Me es imposible olvidar lo que sucedió entonces. Deverne respondió: “Si no se pueden cambiar las matemáticas, entonces el ser humano está condenado, y la única forma de salvarlo será volver a empezar”. Me quedé pensativa. Lo recordaba haberme hablado en alguna ocasión de lo que llamó “otro de los grandes axiomas de la vida: la insistencia en desear seguir viviendo”, en una especie de defensa del suicidio que nunca terminé de comprender. Le dije: “¿Qué estás tratando de decirme, Jean Marc?”. Noté que le sorprendió que lo llamara por su nombre, pero no se dejó ablandar y me miró desafiante. Dijo: “la única forma de volver a nacer es morir”. En aquel momento me di cuenta de que, más que de salvar a la humanidad, Deverne hablaba de salvarse a sí mismo, como si en toda aquella teoría grandilocuente tan solo estuviera tratando de exorcitar sus fantasmas. No sabía qué decir, así que puse una mano sobre su rodilla, pero me la apartó con violencia. Algo contradictorio debió de pasarle por la cabeza en aquel momento, porque después de aquello se levantó, dudó un momento de si dirigirse en una u otra dirección, hasta que finalmente se fue hacia la cocina y después volvió con un cuchillo en la mano. Yo no podía estar más asustada, más alterada y nerviosa. Me acercó el cuchillo por la empuñadura, y me dijo: “toma, si no quieres que siga matando, tendrás que matarme tú a mí”.

He pensado mucho en cómo se gestaron mis actos, qué pasó por mi mente, por qué no fui capaz de contenerme, cuáles fueron los ingredientes que intervinieron en mi decisión. Hay veces que nos abandonamos, que nos dejamos llevar hacia destinos que ya anticipamos que serán fatales. Sabemos que el camino que estamos a punto de tomar es el peor de los posibles pero aún así lo tomamos, como si no tuviéramos voluntad, o nuestra voluntad fuera otra cosa. Nuestra conciencia nos advierte del desastre pero hay algo que nos atrae -una inercia, un magnetismo irremediable- y terminamos dirigiéndonos hacia ese destino, conscientes, casi deseosos, y nos colocamos en un lugar que ya sabemos que nos va a ser dañino, quién sabe por qué ni para qué (ni si es que, tal vez, no era tan dañino, o no era tan desastroso). En los ojos de Deverne había una firmeza irreductible, una convicción como nunca antes le había visto. Volvió a repetirme aquellas palabras, aquella sentencia. “Si no quieres que siga matando”, pero no le di tiempo a terminar la frase. Supongo que la idea había nacido el día en que supe de su primer asesinato. Estuve segura de que si no lo mataba sería él quien continuase matando a inocentes, pero he de confesar que en gran parte lo hice porque lo quise liberar a él. Su desequilibrio no parecía tener marcha atrás, había dejado de tener esperanzas en que recuperase la poca cordura que le conocía, e interpreté que me estaba pidiendo que lo hiciera. No sé, la verdad es que no lo sé. Cogí el cuchillo y se lo clavé en el abdomen. Me adentré en mis peores tinieblas, me dejé arrastrar por completo y ahora estaba, sola, en su entierro.
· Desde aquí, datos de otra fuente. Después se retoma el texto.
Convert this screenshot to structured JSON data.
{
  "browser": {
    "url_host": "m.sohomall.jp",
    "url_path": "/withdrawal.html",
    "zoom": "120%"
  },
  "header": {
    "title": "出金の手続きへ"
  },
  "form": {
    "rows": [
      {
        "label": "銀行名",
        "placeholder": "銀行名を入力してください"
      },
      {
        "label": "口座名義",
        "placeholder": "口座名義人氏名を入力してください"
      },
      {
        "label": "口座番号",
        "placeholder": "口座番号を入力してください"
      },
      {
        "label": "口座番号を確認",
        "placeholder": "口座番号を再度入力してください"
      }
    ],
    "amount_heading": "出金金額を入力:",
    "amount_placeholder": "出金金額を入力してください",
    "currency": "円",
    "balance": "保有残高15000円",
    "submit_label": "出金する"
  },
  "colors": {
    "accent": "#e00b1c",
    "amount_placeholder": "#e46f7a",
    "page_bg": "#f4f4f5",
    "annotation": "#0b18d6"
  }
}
Cuando terminó la ceremonia advertí que el músico y el hombre uniformado se quedaron mirando en dirección a la puerta. Yo había dejado de llorar. Me giré y vi que un par de policías se acercaban a mí. Me sentí entonces en paz, con la conciencia tranquila, y no solo supe que no tenía fuerzas para alterar aquella calma, sino que tampoco lo deseaba. Aún hube de transitar y digerir el proceso -el juicio frío y protocolario, una condena de doce años-, pero eso también lo fui capaz de sostener. A fuerza de días y de noches de repetidas cadencias, de circulares e insistentes pensamientos, lo que un día nos parece una frontera infranqueable termina por desvanecerse en niebla, en ausencia de peso y de relevancia, en la infinita trivialidad de todo cuanto hacemos, decimos o pensamos. Por muy profundos que sean -o que nos parezca que sean- nuestra aflicción o dolor o nuestro tormento, existe siempre la cantidad de tiempo para que se conviertan en obligada complacencia. Tarde o temprano nos convencemos de que nos hemos sobrepuesto, y aceptamos todo cuanto nos rodea y sucede. El pasado no tiene remedio, no lo tiene tampoco el ser humano, ni lo tienen tampoco sus matemáticas.